We can do diagnosis now. All that is needed is a medical nurse to take symptoms and run them through Watson to get a diagnosis. The idea is that people in poor/remote regions could do this whole process themselves, with the help of a mobile phone and some medical sensors. There are already regions where it would be more beneficial to run with the current medial AI rather than leave things as they are.
Wouldn't work here in the UK.
Watson: "I see you have cancer x - there are three effective drugs for that, but NICE has decided not to pay for them"
Patient: "Fucking NHS bean counting cunts"
Watson: "Indeed. Now, I have calculated it will cost the NHS a few pennies more between now and your death, what with the doctor, hospital, and terminal care, not to mention the endless drugs and things we will spend to slowly let you die."

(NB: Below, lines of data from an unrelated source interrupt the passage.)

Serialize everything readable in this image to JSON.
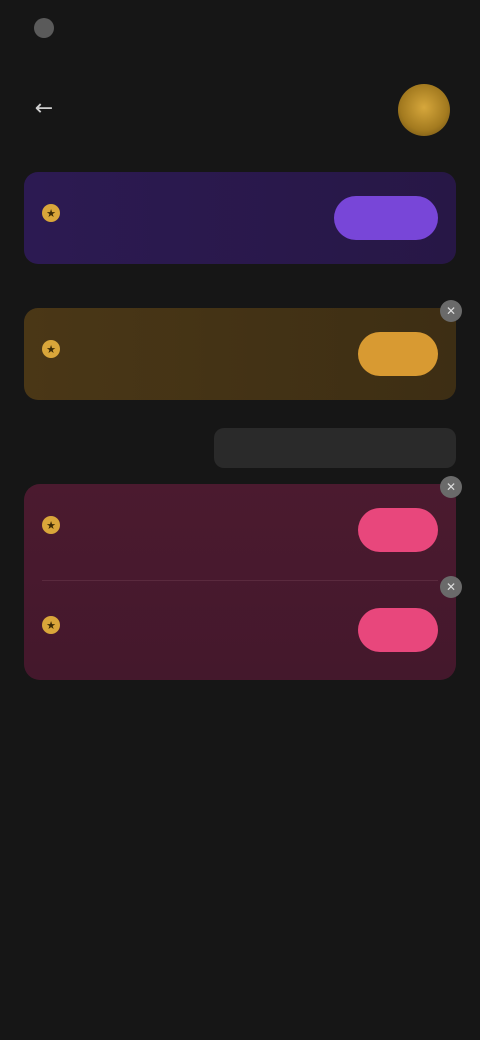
{
  "status": {
    "time": "",
    "right": ""
  },
  "header": {
    "title": "",
    "back_icon": "arrow-left-icon",
    "coin_label": ""
  },
  "section_1_label": "",
  "promo_purple": {
    "title": "",
    "subtitle": "",
    "button": ""
  },
  "section_2_label": "",
  "promo_gold": {
    "title": "",
    "subtitle": "",
    "button": ""
  },
  "tabs": [
    {
      "label": ""
    },
    {
      "label": ""
    }
  ],
  "tasks": [
    {
      "title": "",
      "subtitle": "",
      "button": ""
    },
    {
      "title": "",
      "subtitle": "",
      "button": ""
    }
  ],
  "colors": {
    "background": "#161616",
    "purple_card": "#2c1a52",
    "purple_button": "#7846d8",
    "gold_card": "#4a3716",
    "gold_button": "#d89a32",
    "pink_card": "#4b1a2f",
    "pink_button": "#e8477c"
  }
}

Patient: "I see, it's like the NHS doesn't have a scoody doo what they are actually doing, how things are spent."
Watson: "Indeed".
It maybe doing sequence analysis, but I've never seen anything about that before.
The real strength is the journal article reading mentioned in passing. What it does is read studies on new treatment options as they are released, and then when a person presents symptoms it will do a diagnosis and suggest treatment options along with supporting evidence.
The natural language understanding needed to do the journal understanding is the real unique offering here.
There are videos on YouTube showing the system. I'm on mobile so I'm not looking them up now.